More than 1,000 people have crossed the English Channel in two days, according to the Home Office.
The Channel is the busiest shipping lane in the world and separates England from France.
On Saturday, the UK rescued 491 people and on Friday 624 people, whilst on those same two days the French authorities stopped 414 people reaching the UK.
Since the start of 2021 17,000 people have crossed the English Channel hoping to seek refuge in England, more than double the amount that crossed last year.
Whilst charities have consistently called on the government to provide safe routes for people attempting to get to the UK, authorities have threatened to put in place more and more deterrents.
At the beginning of September Britain approved plans to turn away boats arriving on their shores despite the fact that a leaked letter from the French interior minister said forcing boats back to the French coast would be dangerous.
Last year it was revealed that the UK's Home Office was considering using nets and a wave machine to prevent refugees crossing the Channel.
The withdrawal of US and coalition forces from Afghanistan has underscored that the plight of desperate people attempting to reach Europe is not slowing, it is growing, and brought the immigration debate back into the fore.

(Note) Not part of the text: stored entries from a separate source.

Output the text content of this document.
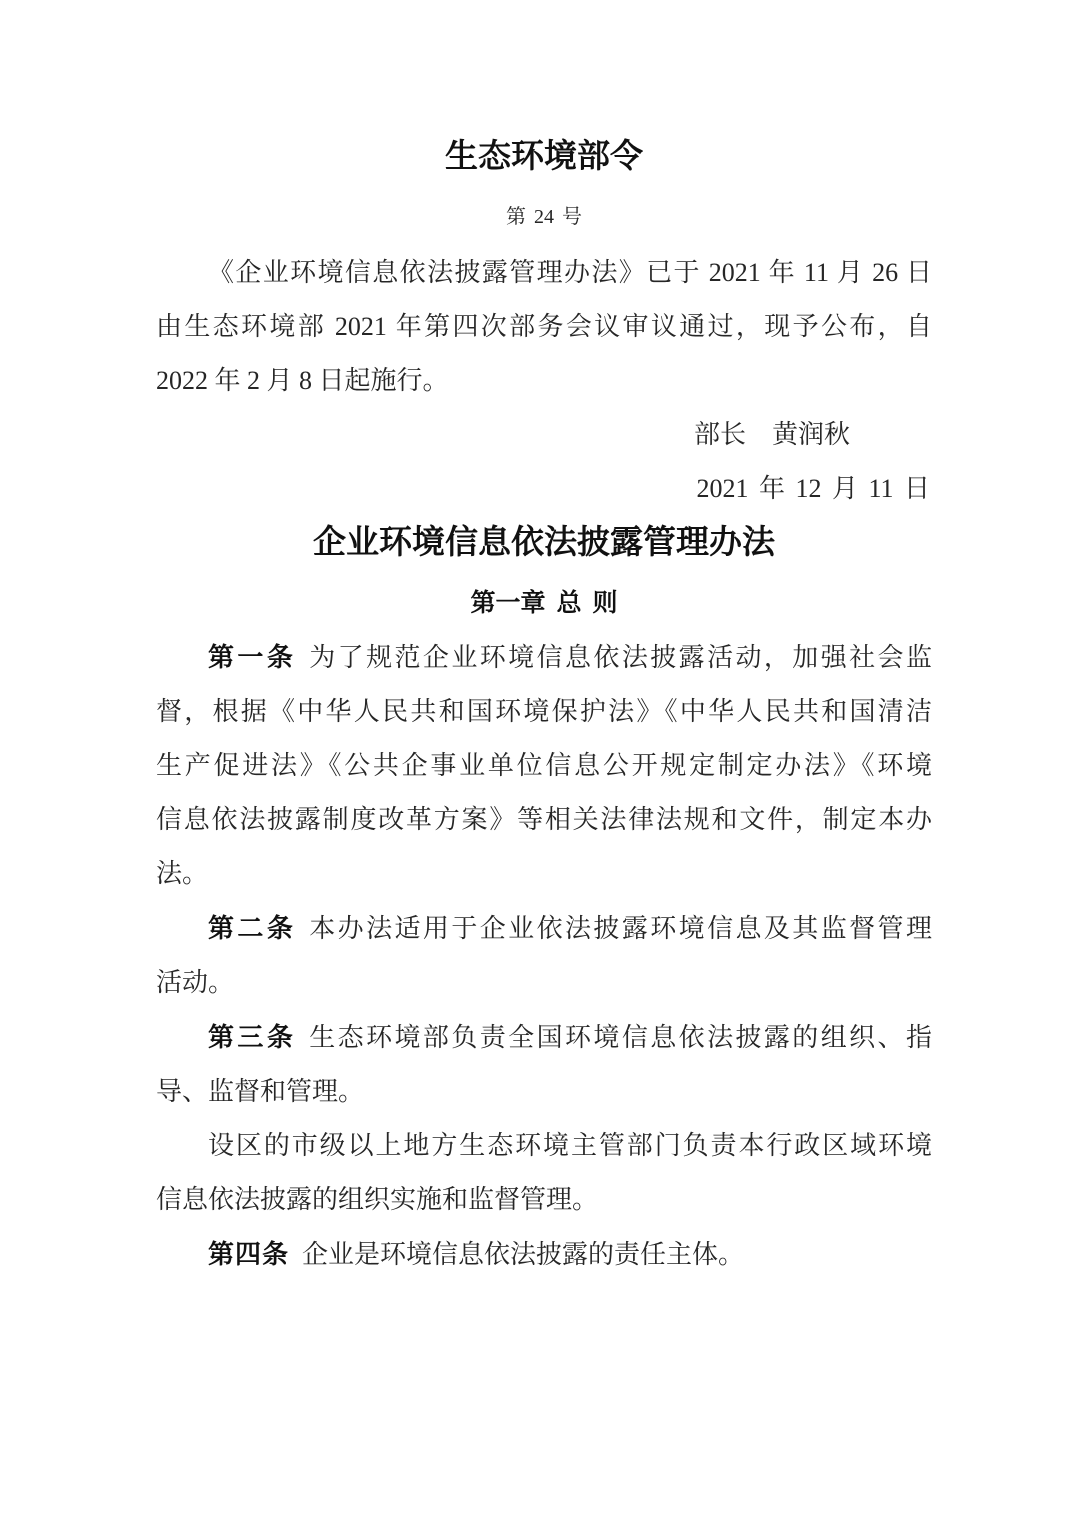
生态环境部令
第 24 号
《企业环境信息依法披露管理办法》已于 2021 年 11 月 26 日
由生态环境部 2021 年第四次部务会议审议通过，现予公布，自
2022 年 2 月 8 日起施行。
部长　黄润秋
2021 年 12 月 11 日
企业环境信息依法披露管理办法
第一章 总 则
第一条 为了规范企业环境信息依法披露活动，加强社会监
督，根据《中华人民共和国环境保护法》《中华人民共和国清洁
生产促进法》《公共企事业单位信息公开规定制定办法》《环境
信息依法披露制度改革方案》等相关法律法规和文件，制定本办
法。
第二条 本办法适用于企业依法披露环境信息及其监督管理
活动。
第三条 生态环境部负责全国环境信息依法披露的组织、指
导、监督和管理。
设区的市级以上地方生态环境主管部门负责本行政区域环境
信息依法披露的组织实施和监督管理。
第四条 企业是环境信息依法披露的责任主体。
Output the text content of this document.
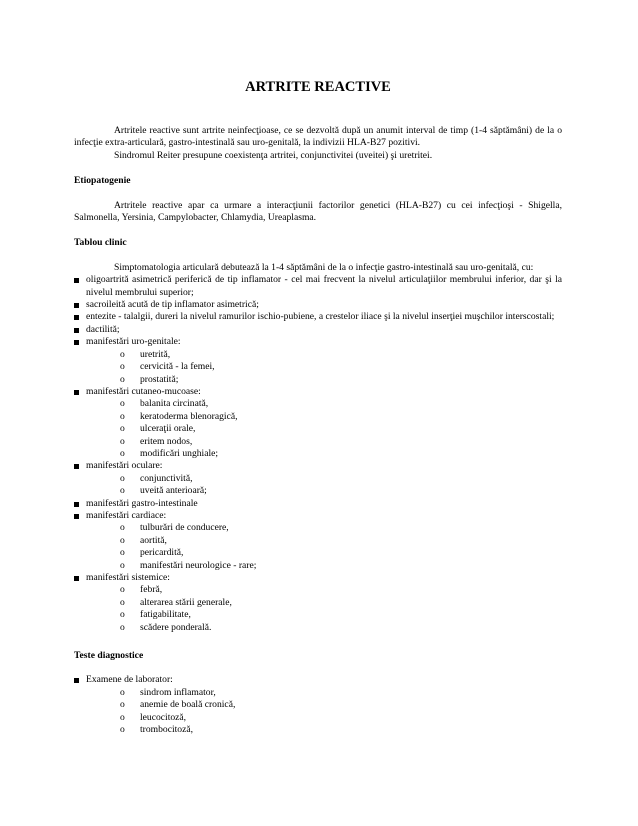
ARTRITE REACTIVE

Artritele reactive sunt artrite neinfecţioase, ce se dezvoltă după un anumit interval de timp (1-4 săptămâni) de la o infecţie extra-articulară, gastro-intestinală sau uro-genitală, la indivizii HLA-B27 pozitivi.

Sindromul Reiter presupune coexistenţa artritei, conjunctivitei (uveitei) şi uretritei.

Etiopatogenie

Artritele reactive apar ca urmare a interacţiunii factorilor genetici (HLA-B27) cu cei infecţioşi - Shigella, Salmonella, Yersinia, Campylobacter, Chlamydia, Ureaplasma.

Tablou clinic

Simptomatologia articulară debutează la 1-4 săptămâni de la o infecţie gastro-intestinală sau uro-genitală, cu:

oligoartrită asimetrică periferică de tip inflamator - cel mai frecvent la nivelul articulaţiilor membrului inferior, dar şi la nivelul membrului superior;
sacroileită acută de tip inflamator asimetrică;
entezite - talalgii, dureri la nivelul ramurilor ischio-pubiene, a crestelor iliace şi la nivelul inserţiei muşchilor interscostali;
dactilită;
manifestări uro-genitale:
o uretrită,
o cervicită - la femei,
o prostatită;
manifestări cutaneo-mucoase:
o balanita circinată,
o keratoderma blenoragică,
o ulceraţii orale,
o eritem nodos,
o modificări unghiale;
manifestări oculare:
o conjunctivită,
o uveită anterioară;
manifestări gastro-intestinale
manifestări cardiace:
o tulburări de conducere,
o aortită,
o pericardită,
o manifestări neurologice - rare;
manifestări sistemice:
o febră,
o alterarea stării generale,
o fatigabilitate,
o scădere ponderală.
Teste diagnostice
Examene de laborator:
o sindrom inflamator,
o anemie de boală cronică,
o leucocitoză,
o trombocitoză,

The government has pledged to take 20,000 Afghan refugees as part of a new resettlement scheme, however, it has also introduced a draft bill that proposes only giving temporary refugee status to refugees arriving "illegally".
British Home Secretary Priti Patel warned Afghans arriving on small boats across the Channel that they would not be considered an exception to this.
Under the Nationality and Borders bill the government is proposing to transfer asylum seekers out of the country whilst their applications are processed and to speed up judicial decisions to remove people who have had their claims rejected.